Another minute passed. “Holmes,” I called again and, receiving no answer, stepped into the room.

  As though my crossing the threshold had released him from an enchantment, his head snapped in my direction.

  “Watson,” he said quietly. “What do you see?”

  I looked around the room, trying to think as Holmes would, to convert the crumpled copies of old newspapers, the bottles of wine, the cigar butts and cigarette ends into a series of connected lines which, in a certain light, might be read like the description in a police report.

  “These are bachelor’s rooms,” I smiled. “I can say with some authority that a wife would not allow such a mess.” It was, I felt, a solid start. Unfortunately, however, and try as I might, I could create no useful theories from the items to hand. Much deflated, I admitted as much to Holmes.

  “Do not look so despondent, Watson,” he chided me. “You are undoubtedly correct that these are bachelor apartments, though I think we might go a little further than that. Not merely an unmarried man but one with recent financial difficulties caused by miscalculations in certain sporting wagers, which have necessitated a degree of cutting back on domestic expenses. A necessity of which he is embarrassed, and which he would rather not advertise.” He reached across and pulled several newspapers towards himself.

  Horton, who had followed me inside, had listened to this short speech with a look of profound annoyance.

  “How can you possibly know that?” he now asked.

  “Someone in rooms as well appointed as these would generally employ at least a daily maid, I would say—” In the corner of my eye I could see Horton shrugging unenthusiastically, but before he could say anything more, Holmes went on, “—but Mr. Bruce has been forced to make do with a once-weekly cleaner for the past several weeks at least. One who works on a Wednesday morning, I imagine.”

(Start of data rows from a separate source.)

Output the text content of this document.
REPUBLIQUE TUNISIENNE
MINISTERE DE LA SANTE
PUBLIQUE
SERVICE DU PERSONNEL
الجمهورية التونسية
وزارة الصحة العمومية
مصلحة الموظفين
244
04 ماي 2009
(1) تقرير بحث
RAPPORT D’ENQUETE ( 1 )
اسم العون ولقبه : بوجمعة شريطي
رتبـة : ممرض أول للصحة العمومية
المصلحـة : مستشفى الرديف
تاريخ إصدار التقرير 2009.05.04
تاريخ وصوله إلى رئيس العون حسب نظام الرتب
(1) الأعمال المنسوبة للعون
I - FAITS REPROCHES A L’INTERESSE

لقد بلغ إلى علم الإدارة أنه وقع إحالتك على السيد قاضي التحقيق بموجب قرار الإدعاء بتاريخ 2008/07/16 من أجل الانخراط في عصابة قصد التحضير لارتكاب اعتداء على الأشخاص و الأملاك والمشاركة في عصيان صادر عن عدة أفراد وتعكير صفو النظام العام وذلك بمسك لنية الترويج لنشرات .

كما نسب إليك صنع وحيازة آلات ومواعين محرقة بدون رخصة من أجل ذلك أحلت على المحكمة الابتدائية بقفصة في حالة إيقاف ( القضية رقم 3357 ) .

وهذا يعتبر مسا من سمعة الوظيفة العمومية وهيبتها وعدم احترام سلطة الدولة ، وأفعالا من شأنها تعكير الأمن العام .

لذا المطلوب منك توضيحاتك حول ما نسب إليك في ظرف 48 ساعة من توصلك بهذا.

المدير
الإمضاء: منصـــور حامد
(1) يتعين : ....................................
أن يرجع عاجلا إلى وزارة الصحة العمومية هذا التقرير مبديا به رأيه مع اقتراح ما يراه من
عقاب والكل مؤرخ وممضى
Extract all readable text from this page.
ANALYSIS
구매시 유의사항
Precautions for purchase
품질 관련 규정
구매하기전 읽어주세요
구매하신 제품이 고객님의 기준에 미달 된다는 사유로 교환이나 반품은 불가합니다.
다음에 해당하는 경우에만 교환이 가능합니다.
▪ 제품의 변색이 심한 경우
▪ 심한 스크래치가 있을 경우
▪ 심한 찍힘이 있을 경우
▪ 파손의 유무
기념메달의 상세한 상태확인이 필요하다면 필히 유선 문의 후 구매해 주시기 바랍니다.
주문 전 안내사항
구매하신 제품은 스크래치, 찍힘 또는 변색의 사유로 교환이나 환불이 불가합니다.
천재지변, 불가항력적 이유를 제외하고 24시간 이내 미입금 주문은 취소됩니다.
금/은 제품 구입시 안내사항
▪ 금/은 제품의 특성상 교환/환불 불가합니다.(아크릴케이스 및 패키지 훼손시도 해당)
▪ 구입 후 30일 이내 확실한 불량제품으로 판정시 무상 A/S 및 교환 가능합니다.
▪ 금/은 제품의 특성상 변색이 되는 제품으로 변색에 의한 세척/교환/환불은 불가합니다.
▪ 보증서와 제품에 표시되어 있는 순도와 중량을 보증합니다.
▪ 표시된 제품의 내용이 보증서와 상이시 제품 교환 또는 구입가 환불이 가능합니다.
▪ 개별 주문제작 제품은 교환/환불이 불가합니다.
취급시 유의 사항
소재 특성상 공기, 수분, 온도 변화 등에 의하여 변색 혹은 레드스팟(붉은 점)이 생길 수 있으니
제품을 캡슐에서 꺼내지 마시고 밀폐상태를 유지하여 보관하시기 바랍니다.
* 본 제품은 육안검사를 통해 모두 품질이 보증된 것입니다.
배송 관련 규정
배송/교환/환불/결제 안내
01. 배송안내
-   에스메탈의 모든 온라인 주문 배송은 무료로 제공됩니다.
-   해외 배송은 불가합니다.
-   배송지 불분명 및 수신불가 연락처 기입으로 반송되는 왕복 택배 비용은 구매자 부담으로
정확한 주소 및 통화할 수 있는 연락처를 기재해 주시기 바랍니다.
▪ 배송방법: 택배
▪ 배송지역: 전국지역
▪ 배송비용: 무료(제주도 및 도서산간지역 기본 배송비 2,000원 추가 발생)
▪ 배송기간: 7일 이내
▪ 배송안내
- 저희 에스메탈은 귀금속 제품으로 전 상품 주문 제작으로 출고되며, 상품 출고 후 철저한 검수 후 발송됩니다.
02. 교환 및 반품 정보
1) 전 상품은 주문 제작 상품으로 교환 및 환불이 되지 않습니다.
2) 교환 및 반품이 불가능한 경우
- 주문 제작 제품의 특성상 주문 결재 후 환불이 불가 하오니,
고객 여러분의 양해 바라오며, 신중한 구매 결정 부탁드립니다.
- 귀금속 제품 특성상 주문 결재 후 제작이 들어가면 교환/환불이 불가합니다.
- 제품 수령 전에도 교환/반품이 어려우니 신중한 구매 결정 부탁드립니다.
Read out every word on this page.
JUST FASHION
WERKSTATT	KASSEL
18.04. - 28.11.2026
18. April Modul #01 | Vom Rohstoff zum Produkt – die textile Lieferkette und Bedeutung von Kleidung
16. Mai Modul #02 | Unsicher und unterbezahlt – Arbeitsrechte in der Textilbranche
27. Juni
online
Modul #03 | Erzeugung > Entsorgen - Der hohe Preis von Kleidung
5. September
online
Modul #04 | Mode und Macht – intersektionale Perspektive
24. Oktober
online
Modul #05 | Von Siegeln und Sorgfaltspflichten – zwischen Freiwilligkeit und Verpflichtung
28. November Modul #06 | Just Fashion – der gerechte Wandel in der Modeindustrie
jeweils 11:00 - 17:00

  He nodded across the room at some neatly piled newspapers. “All of those newspapers are dated last Wednesday. Every copy as yet uncollected was printed later. A man willing to allow his living space to become so untidy would not be inclined to create such neat assemblages, so we must assume a maid, once a week.”

  “Why, that is quite right!” Horton exclaimed in surprise. “He did used to have a woman who came in every day, but I’ve not seen her so often recently. Weekly sounds about right!”

  Holmes ignored the interruption. He handed me the newspapers he held, which I now saw were well-thumbed copies of Sporting Life and The Chronicle and a pristine copy of The Times. “The plethora of newspapers related to the sporting world – as well as the images arranged on the wall – indicate a likely cause for his sudden lack of solvency.”

  “But what of the sense of embarrassment, Mr. Holmes?” Horton asked enthusiastically.

  This time Holmes answered the red-faced little man directly. “The Times, Mr. Horton. Bruce had no funds to employ a daily cleaner, yet he continued to have delivered a newspaper which he never read. Presenting the appearance that all was well was obviously important to him. Which, I would suggest—”

  I will say this for Lestrade, and contrary to every claim Holmes made of the man: he was no fool. No sooner had my friend spoken than he gave a small cough. “Was, Mr. Holmes?” he said without inflection, and it took me a second to realise that his interruption had taken the form of a question. “Don’t you mean is?”

  Holmes’s mouth twitched in sympathy with his right eyebrow, glancing upwards for so brief a time as almost to be no time at all, then subsided again as though it had never moved.

  “Of course not, Inspector,” he said irritably, unwilling to admit that Lestrade was not quite so slow as he liked to claim, and evidently irked that the inspector had interrupted him. “I am not in the habit of mis-applying tenses.”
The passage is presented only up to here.